Reporter: Dendi Siswanto | Editor: Handoyo
Direktur Eksekutif Center of Economic and Law Studies (Celios) Bhima Yudhistira turut menyoroti efektivitas kebijakan subsidi upah dan insentif fiskal lain yang dirancang pemerintah menjelang kuartal III-2025.
Menurut Bhima, besaran subsidi upah menjadi penentu utama daya dorong terhadap konsumsi rumah tangga.
"Ini tergantung besaran subsidi upah nya, idealnya 30% atau setara Rp 1 juta untuk pekerja gaji 3,5 juta. Jika subsidi upahnya dibawah Rp 600 ribu per bulan maka daya dorong ke konsumsi rumah tangga bakal terbatas," ujar Bhima kepada Kontan.co.id, Minggu (25/5).
Bhima juga menegaskan pentingnya kebijakan subsidi upah dibarengi dengan pengendalian harga kebutuhan pokok dan transportasi. Tanpa itu, daya beli pekerja tetap tergerus inflasi.

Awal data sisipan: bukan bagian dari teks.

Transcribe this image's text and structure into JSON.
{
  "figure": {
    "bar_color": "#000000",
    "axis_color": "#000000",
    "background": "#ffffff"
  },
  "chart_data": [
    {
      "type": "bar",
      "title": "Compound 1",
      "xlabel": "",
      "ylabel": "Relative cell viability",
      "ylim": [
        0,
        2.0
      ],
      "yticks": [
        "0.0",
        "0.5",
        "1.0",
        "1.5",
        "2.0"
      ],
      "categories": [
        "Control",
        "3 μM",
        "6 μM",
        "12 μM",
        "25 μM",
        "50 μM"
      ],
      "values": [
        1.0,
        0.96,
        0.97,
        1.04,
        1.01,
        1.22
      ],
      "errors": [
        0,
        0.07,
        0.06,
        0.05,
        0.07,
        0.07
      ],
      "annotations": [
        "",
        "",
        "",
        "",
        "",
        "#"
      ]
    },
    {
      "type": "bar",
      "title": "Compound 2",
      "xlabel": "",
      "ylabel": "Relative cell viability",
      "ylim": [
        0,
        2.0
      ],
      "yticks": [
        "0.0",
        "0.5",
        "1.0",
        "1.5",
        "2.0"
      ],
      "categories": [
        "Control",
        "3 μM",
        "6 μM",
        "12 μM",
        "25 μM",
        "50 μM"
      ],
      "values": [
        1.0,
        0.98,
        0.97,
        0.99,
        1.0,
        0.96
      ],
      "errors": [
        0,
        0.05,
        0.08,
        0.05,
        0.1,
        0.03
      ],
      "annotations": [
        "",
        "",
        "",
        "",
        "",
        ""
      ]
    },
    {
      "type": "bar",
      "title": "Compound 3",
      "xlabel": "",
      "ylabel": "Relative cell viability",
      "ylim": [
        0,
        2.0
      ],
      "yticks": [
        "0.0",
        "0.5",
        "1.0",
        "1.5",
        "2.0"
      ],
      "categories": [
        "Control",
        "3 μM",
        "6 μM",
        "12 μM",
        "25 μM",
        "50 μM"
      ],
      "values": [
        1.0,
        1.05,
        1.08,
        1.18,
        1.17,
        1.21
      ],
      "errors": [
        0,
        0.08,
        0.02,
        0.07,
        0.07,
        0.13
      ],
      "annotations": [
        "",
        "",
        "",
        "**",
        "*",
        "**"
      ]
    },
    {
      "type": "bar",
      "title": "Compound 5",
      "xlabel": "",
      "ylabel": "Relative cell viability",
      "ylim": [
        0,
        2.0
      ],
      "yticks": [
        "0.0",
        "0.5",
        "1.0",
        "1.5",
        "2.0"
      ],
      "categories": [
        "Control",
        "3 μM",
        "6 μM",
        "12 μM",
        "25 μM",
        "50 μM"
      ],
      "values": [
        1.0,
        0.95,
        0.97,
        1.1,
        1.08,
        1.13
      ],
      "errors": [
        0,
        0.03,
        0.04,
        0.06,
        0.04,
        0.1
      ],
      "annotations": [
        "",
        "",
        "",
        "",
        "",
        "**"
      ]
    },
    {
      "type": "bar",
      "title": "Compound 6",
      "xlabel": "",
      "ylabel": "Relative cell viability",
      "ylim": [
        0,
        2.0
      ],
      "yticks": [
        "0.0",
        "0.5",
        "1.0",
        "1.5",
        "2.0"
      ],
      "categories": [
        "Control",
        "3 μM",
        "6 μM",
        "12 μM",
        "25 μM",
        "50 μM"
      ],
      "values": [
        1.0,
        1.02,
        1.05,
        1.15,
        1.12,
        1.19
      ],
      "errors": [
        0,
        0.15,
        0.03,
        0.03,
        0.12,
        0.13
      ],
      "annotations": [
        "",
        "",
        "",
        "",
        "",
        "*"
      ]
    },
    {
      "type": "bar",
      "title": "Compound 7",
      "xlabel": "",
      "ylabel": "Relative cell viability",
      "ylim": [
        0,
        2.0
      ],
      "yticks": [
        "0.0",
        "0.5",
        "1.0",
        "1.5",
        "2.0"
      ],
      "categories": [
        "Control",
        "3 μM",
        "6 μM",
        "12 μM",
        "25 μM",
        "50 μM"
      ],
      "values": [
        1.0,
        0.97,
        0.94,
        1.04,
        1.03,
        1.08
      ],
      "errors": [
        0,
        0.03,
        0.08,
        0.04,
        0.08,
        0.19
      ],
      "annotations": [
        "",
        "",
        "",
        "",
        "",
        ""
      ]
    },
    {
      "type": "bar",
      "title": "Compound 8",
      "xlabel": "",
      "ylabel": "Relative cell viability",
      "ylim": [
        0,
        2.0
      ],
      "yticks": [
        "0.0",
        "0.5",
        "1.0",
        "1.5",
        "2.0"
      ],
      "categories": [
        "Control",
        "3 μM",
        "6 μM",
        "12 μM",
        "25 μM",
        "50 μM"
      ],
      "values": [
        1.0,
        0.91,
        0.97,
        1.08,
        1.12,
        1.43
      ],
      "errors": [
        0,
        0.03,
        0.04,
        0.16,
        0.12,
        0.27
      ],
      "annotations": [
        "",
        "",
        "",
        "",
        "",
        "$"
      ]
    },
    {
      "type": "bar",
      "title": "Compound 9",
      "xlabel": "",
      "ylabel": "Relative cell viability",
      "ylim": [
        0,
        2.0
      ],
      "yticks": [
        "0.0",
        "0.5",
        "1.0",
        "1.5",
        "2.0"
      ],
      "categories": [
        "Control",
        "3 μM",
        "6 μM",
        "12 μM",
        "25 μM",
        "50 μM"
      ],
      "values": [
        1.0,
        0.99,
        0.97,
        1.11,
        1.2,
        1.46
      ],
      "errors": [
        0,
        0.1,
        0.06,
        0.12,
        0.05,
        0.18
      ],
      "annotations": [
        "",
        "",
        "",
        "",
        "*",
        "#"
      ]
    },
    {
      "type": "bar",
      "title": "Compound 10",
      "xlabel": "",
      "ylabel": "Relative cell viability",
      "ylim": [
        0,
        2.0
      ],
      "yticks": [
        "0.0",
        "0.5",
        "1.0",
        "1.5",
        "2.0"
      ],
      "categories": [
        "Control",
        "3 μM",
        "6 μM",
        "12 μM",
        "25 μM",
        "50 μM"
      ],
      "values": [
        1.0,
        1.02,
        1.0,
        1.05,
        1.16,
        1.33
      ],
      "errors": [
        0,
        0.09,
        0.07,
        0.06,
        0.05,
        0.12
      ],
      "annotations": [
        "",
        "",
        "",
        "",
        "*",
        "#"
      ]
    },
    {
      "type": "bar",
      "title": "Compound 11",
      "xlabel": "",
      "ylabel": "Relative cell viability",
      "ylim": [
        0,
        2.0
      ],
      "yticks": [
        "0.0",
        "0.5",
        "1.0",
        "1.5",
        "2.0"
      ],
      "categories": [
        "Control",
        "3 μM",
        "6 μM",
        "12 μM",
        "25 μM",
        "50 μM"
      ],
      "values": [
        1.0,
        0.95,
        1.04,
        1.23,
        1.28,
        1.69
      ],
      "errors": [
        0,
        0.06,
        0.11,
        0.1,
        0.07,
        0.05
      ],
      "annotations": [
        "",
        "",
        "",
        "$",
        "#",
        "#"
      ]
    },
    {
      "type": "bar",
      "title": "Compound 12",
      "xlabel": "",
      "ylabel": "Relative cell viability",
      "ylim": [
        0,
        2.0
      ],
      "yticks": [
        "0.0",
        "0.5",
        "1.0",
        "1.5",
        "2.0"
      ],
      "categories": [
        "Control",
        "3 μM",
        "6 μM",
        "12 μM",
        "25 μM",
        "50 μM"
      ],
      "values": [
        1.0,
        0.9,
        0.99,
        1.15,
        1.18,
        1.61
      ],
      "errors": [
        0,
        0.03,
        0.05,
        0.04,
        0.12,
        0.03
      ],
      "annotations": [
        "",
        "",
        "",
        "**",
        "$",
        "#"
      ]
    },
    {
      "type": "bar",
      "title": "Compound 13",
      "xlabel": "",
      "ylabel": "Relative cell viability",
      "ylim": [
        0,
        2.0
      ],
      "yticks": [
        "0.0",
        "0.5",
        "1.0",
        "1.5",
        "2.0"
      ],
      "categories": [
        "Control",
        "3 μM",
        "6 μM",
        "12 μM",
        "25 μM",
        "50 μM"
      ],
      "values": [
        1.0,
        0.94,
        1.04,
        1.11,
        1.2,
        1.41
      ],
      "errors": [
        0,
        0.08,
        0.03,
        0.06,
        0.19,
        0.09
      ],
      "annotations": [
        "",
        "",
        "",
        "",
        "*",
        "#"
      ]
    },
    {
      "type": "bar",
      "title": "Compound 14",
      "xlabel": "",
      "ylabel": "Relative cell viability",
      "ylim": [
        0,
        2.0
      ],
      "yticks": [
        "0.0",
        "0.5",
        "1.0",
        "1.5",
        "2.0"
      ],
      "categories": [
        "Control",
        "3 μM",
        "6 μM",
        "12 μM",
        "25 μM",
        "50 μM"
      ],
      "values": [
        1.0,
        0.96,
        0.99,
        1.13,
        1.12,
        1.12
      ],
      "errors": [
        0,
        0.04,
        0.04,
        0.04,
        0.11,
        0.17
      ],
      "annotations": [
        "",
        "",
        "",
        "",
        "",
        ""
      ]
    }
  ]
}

Lebih lanjut, Bhima mengingatkan bahwa pekerja informal juga harus masuk dalam skema subsidi upah. Ia menilai, selama ini program pemerintah terlalu bergantung pada data BPJS Ketenagakerjaan, yang mengakibatkan banyak pekerja informal terlewat.
"Pelajaran dari covid-19 kemarin, pekerja informal tidak mendapat subsidi upah karena pemerintah masih berbasis data BPJS Ketenagakerjaan," jelasnya.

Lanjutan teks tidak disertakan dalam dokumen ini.